A stem cell niche is an environment within the body where a specific variety of stem cell is nurtured:
Stem-cell populations are established in 'niches' - specific anatomic locations that regulate how they participate in tissue generation, maintenance and repair. The niche saves stem cells from depletion, while protecting the host from over-exuberant stem-cell proliferation. It constitutes a basic unit of tissue physiology, integrating signals that mediate the balanced response of stem cells to the needs of organisms. Yet the niche may also induce pathologies by imposing aberrant function on stem cells or other targets. The interplay between stem cells and their niche creates the dynamic system necessary for sustaining tissues, and for the ultimate design of stem-cell therapeutics ... The simple location of stem cells is not sufficient to define a niche. The niche must have both anatomic and functional dimensions.
Niches age with the rest of your tissue, and for much the same reasons; an accumulation of a variety of types of cellular and biochemical damage. The machine gathers faults and rust over the years, and gradually moves towards serious failure.
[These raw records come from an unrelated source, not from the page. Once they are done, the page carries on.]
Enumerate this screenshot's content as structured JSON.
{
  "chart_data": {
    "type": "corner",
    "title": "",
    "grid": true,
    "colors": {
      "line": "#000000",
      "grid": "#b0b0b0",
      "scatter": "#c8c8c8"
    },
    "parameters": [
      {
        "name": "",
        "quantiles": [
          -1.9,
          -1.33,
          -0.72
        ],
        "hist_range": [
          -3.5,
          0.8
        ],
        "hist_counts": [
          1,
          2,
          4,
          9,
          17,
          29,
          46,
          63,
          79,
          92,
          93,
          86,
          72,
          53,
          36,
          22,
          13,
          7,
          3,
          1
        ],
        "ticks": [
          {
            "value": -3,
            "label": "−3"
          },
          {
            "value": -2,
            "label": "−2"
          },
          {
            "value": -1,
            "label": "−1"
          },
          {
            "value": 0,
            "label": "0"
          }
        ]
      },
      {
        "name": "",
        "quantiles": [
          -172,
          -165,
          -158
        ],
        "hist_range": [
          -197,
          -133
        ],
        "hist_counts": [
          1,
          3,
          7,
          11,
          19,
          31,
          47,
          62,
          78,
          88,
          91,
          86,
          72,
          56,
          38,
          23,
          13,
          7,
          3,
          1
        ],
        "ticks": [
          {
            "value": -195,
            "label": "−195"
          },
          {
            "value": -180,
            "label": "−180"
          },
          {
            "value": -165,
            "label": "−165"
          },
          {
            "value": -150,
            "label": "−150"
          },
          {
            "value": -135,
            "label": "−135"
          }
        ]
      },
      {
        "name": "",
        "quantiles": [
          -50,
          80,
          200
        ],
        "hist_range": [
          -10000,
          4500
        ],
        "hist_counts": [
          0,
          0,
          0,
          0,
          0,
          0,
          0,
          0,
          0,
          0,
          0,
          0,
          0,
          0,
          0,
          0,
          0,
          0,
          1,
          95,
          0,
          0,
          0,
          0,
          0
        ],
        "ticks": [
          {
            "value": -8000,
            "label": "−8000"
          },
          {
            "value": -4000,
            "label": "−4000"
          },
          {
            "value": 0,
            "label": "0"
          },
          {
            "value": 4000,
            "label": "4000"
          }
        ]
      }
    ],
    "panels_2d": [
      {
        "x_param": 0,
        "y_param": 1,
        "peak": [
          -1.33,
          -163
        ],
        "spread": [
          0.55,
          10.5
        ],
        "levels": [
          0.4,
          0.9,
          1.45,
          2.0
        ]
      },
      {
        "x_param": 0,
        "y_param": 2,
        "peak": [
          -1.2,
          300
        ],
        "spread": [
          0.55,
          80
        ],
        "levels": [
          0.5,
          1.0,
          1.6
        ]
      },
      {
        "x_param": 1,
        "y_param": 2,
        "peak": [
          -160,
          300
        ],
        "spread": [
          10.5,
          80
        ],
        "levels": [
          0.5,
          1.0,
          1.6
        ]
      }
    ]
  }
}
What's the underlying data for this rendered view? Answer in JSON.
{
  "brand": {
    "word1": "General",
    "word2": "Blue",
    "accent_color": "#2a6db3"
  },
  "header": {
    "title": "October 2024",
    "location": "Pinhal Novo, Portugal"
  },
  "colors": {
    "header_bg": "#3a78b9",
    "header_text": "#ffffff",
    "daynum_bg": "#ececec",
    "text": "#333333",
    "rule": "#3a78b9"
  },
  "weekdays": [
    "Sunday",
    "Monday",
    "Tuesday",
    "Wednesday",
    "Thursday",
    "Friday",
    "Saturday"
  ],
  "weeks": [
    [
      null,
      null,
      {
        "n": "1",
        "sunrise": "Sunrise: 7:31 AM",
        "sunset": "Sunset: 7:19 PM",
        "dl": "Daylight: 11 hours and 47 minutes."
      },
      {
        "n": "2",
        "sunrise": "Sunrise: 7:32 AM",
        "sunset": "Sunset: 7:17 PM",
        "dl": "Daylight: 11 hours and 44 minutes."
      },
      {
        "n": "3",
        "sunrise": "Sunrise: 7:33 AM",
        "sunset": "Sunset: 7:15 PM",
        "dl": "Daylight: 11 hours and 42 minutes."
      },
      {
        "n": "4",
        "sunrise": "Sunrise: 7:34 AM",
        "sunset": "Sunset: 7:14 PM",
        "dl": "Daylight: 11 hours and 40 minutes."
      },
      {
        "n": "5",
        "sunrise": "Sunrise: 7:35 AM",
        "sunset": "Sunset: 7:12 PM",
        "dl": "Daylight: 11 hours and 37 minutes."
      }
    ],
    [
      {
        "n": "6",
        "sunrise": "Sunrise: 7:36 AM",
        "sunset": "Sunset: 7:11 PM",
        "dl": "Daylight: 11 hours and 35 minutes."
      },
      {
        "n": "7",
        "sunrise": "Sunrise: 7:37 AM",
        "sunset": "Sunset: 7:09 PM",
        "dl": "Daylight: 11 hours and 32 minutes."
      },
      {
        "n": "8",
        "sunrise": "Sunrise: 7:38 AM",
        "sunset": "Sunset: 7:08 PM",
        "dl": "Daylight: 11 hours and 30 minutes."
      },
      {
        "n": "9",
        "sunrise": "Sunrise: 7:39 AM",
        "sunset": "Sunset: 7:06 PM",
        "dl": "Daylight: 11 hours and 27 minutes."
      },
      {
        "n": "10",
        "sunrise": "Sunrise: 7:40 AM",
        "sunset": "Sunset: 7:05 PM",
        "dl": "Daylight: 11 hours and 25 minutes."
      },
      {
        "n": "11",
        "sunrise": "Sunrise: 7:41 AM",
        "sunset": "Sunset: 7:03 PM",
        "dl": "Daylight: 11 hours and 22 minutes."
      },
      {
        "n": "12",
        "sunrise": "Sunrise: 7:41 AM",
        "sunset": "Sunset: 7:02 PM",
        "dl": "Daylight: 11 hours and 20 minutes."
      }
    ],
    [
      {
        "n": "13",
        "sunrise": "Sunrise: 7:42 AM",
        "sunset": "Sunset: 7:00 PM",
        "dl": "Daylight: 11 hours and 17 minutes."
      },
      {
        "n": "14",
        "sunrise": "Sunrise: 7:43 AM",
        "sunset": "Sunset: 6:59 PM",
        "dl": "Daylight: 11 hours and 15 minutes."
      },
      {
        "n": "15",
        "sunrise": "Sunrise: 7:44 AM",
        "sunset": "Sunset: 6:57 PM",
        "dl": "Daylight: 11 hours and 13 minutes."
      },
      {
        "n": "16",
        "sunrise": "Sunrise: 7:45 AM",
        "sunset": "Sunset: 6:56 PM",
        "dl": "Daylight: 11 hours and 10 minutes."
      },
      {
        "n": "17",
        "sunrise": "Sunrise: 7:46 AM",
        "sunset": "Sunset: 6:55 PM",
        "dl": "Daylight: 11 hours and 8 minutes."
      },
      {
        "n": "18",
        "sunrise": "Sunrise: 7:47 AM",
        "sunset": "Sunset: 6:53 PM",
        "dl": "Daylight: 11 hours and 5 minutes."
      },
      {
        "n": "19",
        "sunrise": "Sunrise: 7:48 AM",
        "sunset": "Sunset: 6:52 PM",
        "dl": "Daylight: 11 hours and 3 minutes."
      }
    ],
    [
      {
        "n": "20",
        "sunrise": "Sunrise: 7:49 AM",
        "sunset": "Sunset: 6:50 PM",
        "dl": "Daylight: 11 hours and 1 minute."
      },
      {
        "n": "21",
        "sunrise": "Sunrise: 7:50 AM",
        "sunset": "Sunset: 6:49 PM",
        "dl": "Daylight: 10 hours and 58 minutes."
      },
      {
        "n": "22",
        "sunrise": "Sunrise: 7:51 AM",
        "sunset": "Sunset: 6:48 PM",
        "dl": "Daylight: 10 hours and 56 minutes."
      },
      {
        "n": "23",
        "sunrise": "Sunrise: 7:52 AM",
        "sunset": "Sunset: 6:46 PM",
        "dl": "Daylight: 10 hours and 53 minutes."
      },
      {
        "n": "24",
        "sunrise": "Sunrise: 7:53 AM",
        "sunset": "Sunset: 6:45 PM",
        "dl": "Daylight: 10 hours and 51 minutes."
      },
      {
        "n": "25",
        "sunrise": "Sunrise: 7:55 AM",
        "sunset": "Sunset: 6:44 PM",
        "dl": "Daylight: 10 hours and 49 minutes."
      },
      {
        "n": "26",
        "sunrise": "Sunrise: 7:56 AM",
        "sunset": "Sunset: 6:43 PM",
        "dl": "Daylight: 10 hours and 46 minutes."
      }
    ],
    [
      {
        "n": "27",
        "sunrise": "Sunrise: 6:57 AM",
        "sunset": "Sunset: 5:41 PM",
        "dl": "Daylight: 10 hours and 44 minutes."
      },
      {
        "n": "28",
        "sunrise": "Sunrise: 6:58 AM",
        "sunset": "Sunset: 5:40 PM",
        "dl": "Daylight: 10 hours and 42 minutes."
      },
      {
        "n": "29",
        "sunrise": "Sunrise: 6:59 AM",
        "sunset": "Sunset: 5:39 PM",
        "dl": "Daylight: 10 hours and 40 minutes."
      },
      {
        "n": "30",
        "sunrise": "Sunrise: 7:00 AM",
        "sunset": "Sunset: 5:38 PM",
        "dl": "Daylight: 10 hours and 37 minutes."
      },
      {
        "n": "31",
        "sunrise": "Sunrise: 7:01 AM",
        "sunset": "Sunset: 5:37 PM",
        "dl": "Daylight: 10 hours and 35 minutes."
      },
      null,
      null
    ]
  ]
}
There has been some debate over the past few years as to whether the well-known decline in function of stem cell populations with age occurs because of changes in the stem cells, or because of changes in their niches. It seems that the consensus is presently leaning towards the niche explanation:
Adult stem cells provide the basis for regeneration of aging tissue. Their dual ability for self-renewal and multilineage differentiation is controlled by direct interaction with a specific microenvironment - the so called "stem cell niche".
Hematopoietic stem cells (HSC) reside in the bone marrow. It is still under debate if HSC can rejuvenate infinitively or if they do not possess "true" self-renewal and undergo replicative senescence such as any other somatic cell. Furthermore, the question arises to what extent age-related changes in HSC are due to intrinsic factors or regulated by external stimuli. There is growing evidence, that the stem cell niche is most important for the regulation of cellular aging in adult stem cells.
It is the stem cell niche that (i) maintains HSC in a quiescent state that reduces DNA damage as well as replicative senescence, (ii) protects from radicals and toxic compounds, (iii) regulates cell intrinsic signal cascades and (iv) modulates gene expression and epigenetic modifications in HSC. Thus, the interplay with the stem cell niche controls HSC function including the aging process of the hematopoiesis.
As accumulating age-related damage causes the cells and processes of the niche to malfunction, the stem cells it supports suffer. One consequence of the dominance of the aging niche is the direction taken in order to develop the next generation of stem cell therapies. Clearly it's not enough to gain far better control over stem cells if the damaged niche then sabotages your efforts.
I believe that this will likely see the large and well-funded regenerative medicine industry start down the path of trying to rejuvenate and repair stem cell niches. I don't know when that will start in earnest, but it will be a tremendous opportunity for those of us interested in the success of more general strategies for biochemical repair throughout the body - a chance to apply large-scale funding and a large research community to specific challenges in repairing the damage of aging.